Their role was to promote and advance innovative ideas and strong leadership. As constructive critics and fierce advocates, the inertia busters helped open the door for elected officials to seize the incredible moment for change posed by the confluence of a deep recession and ambitious national degree attainment goals. By simply focusing on the change that is needed now, this team busted inertia in several ways.
1. Maintaining momentum in the face of leadership change. If the economy weren’t enough bad news, Arizona reeled after the White House took Gov. Janet Napolitano and the two education committee chairs left office. Enter an inertia buster, Darcy Renfro, who used her strong policy reputation in Arizona and legal skills to lift up the Board of Regents’ leadership while energizing a new crop of leaders. Arizona’s ambitious agenda promises a new funding model and an array of innovative ways to get Arizonans bachelor’s degrees at much lower costs.
2. Asking states the critical questions so new policies engage institutions. Maryland and Wisconsin are states where policy solutions start with institutions. Greg Nichols, a former state higher education exec, encouraged Maryland’s review of 40,000 student transcripts to understand at which colleges and in which courses productivity was most affected. Now, the community and independent colleges will join with the University System of Maryland to redesign the top 24 introductory courses and turn these courses into money-saving, student-excelling models for the entire state.
In Wisconsin, Rob Muller encouraged the institutions to identify the state policies that stand in the way of their efforts to promote swifter student progress toward a degree.
Advisers Nate Johnson, Jeff Stanley and Amy Sebring have campus level and state government experience that helped their state teams in Tennessee, Ohio and Texas, respectively, grapple with how to design and use powerful new funding incentives for course and degree completion. All three states are now poised to be national models for how campuses and legislators learn and work together to align spending with completion goals.
3. Pushing states to take the hard steps now, when resources are down, versus waiting for a sunnier day. Like most states, budget straits left Montana and Indiana struggling to maintain the most basic services. Inertia busters Judy Heiman and Jeff Stanley saw opportunity in this crisis.
Judy’s experience in the governor’s office and legislature in states on both coasts and Jeff’s career on Indiana’s campuses and state higher education commission afforded them a unique perspective to affirm the importance of a potentially unpopular change.
Both states used funds from the federal American Recovery and Reinvestment Act to make higher education more cost-effective now. For example, Montana halted all new construction and used federal stimulus dollars to develop a university portal and online infrastructure that will serve far more students with high-quality courses that are available more hours and in more places. Indiana used stimulus funds to expand its share of total state funding dedicated to completion incentives.
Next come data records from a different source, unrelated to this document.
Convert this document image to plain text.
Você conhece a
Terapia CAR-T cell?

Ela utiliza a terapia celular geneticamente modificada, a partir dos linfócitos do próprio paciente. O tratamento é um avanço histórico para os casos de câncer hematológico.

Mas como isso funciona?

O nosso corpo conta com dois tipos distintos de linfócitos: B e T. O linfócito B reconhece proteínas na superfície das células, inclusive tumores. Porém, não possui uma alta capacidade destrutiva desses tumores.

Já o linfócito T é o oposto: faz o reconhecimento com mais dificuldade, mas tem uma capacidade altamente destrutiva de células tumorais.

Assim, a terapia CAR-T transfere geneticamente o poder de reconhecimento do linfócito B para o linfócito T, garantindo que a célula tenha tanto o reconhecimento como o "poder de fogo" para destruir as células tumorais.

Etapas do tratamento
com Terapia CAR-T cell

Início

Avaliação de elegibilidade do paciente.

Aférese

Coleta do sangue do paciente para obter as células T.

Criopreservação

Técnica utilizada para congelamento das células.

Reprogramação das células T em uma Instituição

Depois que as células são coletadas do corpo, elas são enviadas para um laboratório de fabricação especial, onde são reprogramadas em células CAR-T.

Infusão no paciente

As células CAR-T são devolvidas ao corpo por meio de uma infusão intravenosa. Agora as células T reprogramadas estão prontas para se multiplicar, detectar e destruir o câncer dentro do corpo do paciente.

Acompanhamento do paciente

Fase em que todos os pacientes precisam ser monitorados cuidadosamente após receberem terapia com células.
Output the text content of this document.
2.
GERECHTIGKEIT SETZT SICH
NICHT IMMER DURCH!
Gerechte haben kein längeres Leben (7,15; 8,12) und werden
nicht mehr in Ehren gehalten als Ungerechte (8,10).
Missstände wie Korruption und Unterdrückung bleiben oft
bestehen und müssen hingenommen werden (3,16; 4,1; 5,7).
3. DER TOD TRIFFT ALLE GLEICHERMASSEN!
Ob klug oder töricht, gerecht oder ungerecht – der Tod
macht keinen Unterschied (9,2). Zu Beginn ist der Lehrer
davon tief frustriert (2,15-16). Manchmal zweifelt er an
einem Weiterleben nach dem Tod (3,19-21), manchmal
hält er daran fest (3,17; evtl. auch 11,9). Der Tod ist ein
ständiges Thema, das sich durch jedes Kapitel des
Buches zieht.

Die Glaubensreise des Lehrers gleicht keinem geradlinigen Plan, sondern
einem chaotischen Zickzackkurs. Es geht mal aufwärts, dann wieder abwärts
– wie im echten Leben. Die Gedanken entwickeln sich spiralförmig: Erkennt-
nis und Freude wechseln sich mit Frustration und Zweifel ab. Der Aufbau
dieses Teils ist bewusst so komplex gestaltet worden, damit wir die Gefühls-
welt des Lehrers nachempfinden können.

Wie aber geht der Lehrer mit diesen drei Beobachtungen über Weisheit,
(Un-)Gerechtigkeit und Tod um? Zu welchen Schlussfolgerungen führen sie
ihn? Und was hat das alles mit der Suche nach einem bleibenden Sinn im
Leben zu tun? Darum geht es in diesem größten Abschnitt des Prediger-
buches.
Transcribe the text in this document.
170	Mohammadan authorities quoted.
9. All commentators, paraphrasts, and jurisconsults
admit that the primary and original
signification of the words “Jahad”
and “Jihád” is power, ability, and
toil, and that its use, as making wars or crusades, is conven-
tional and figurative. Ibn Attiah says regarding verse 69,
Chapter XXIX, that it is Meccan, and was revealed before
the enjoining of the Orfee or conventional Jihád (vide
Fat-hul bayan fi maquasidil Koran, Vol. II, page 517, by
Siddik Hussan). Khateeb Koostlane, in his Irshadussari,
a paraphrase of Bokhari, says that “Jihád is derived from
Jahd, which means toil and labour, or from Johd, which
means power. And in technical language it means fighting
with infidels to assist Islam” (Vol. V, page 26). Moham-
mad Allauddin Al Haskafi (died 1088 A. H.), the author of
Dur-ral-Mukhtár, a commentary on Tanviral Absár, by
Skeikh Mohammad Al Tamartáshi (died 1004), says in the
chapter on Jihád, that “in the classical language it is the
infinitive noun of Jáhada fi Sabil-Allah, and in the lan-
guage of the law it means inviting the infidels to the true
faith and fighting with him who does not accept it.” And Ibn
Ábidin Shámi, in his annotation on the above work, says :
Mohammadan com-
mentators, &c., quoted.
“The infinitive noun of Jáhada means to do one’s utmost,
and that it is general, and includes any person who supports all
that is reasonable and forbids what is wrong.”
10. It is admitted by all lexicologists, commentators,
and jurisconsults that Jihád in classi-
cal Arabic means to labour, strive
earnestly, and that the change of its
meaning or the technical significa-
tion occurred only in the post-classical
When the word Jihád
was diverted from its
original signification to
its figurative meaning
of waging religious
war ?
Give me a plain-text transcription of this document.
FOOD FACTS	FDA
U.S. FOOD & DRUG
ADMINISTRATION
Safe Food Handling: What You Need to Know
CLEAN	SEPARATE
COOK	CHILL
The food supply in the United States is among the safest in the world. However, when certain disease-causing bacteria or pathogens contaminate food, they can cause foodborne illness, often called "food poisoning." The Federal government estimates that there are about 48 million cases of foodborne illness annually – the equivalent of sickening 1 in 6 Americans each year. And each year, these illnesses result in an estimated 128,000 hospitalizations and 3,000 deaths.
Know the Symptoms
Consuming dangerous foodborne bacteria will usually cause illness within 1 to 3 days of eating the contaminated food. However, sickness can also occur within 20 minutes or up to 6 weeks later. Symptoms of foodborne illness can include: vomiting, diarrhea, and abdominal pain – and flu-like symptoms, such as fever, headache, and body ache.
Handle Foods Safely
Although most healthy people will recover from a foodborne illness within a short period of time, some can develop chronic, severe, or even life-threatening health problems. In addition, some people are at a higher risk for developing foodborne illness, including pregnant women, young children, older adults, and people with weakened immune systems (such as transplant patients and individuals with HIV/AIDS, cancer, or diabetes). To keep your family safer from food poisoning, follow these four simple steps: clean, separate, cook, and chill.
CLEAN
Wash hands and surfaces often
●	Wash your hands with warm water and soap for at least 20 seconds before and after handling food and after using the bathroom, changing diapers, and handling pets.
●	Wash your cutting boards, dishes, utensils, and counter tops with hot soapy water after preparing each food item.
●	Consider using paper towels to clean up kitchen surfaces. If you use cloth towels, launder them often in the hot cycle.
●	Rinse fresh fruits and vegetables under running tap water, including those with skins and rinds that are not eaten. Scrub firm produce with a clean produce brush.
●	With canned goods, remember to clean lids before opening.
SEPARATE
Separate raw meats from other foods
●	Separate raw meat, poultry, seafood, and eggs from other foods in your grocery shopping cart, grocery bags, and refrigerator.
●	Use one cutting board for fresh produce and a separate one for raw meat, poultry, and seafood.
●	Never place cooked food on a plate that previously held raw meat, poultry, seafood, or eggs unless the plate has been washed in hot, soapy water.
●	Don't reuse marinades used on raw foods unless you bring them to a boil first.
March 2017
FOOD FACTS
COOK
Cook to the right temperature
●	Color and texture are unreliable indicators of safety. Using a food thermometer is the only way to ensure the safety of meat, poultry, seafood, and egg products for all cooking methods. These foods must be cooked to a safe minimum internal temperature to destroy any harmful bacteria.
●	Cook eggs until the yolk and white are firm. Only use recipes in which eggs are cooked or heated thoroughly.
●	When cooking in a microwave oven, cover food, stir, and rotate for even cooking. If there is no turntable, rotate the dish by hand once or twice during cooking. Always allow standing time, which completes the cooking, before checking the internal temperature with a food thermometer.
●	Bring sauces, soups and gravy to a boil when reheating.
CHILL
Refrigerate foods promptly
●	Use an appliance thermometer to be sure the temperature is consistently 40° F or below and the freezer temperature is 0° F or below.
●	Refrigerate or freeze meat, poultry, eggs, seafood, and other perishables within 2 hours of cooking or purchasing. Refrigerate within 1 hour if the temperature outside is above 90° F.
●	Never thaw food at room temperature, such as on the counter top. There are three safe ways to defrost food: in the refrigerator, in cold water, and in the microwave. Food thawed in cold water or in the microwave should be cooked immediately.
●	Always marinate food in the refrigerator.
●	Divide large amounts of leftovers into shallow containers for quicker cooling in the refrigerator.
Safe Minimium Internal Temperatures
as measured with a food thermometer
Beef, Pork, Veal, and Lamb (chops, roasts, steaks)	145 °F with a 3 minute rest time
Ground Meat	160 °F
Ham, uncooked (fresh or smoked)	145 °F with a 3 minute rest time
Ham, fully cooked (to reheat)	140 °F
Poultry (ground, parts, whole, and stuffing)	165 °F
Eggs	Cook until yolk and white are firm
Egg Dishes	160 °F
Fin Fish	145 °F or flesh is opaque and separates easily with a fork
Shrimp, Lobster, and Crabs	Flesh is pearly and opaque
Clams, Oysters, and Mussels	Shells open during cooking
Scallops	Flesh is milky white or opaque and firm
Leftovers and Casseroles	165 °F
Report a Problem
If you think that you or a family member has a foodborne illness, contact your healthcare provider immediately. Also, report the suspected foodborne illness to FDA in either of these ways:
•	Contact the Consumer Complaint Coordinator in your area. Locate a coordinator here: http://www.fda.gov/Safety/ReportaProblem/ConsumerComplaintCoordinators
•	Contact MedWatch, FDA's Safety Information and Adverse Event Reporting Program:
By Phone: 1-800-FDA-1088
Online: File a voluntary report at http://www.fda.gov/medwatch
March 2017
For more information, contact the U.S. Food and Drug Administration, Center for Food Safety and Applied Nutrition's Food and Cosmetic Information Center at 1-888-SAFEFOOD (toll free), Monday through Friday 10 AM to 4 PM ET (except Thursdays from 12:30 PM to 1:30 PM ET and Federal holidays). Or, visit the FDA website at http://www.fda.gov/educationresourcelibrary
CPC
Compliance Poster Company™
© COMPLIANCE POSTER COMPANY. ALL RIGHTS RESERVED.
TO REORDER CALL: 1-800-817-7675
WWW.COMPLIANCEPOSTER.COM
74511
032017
The contribution of the inertia busters and seed grants are small in proportion to that of elected leaders who deserve the ultimate credit for the work to date. Governors and state legislators will continue to take the heat and muster the courage to change deeply embedded policy and practice.
But the “inertia buster” difference maker is so important that we are commending this role to others looking to promote state policy change.
Kristin D. Conklin and Suzanne Walsh
Suzanne Walsh is a senior program director at Lumina Foundation for Education where she leads the foundation’s productivity work. Kristin Conklin, a founding partner of HCM Strategists and principal lead for Lumina's state productivity grants, has spent 15 years working on college readiness and success with state and federal policy makers.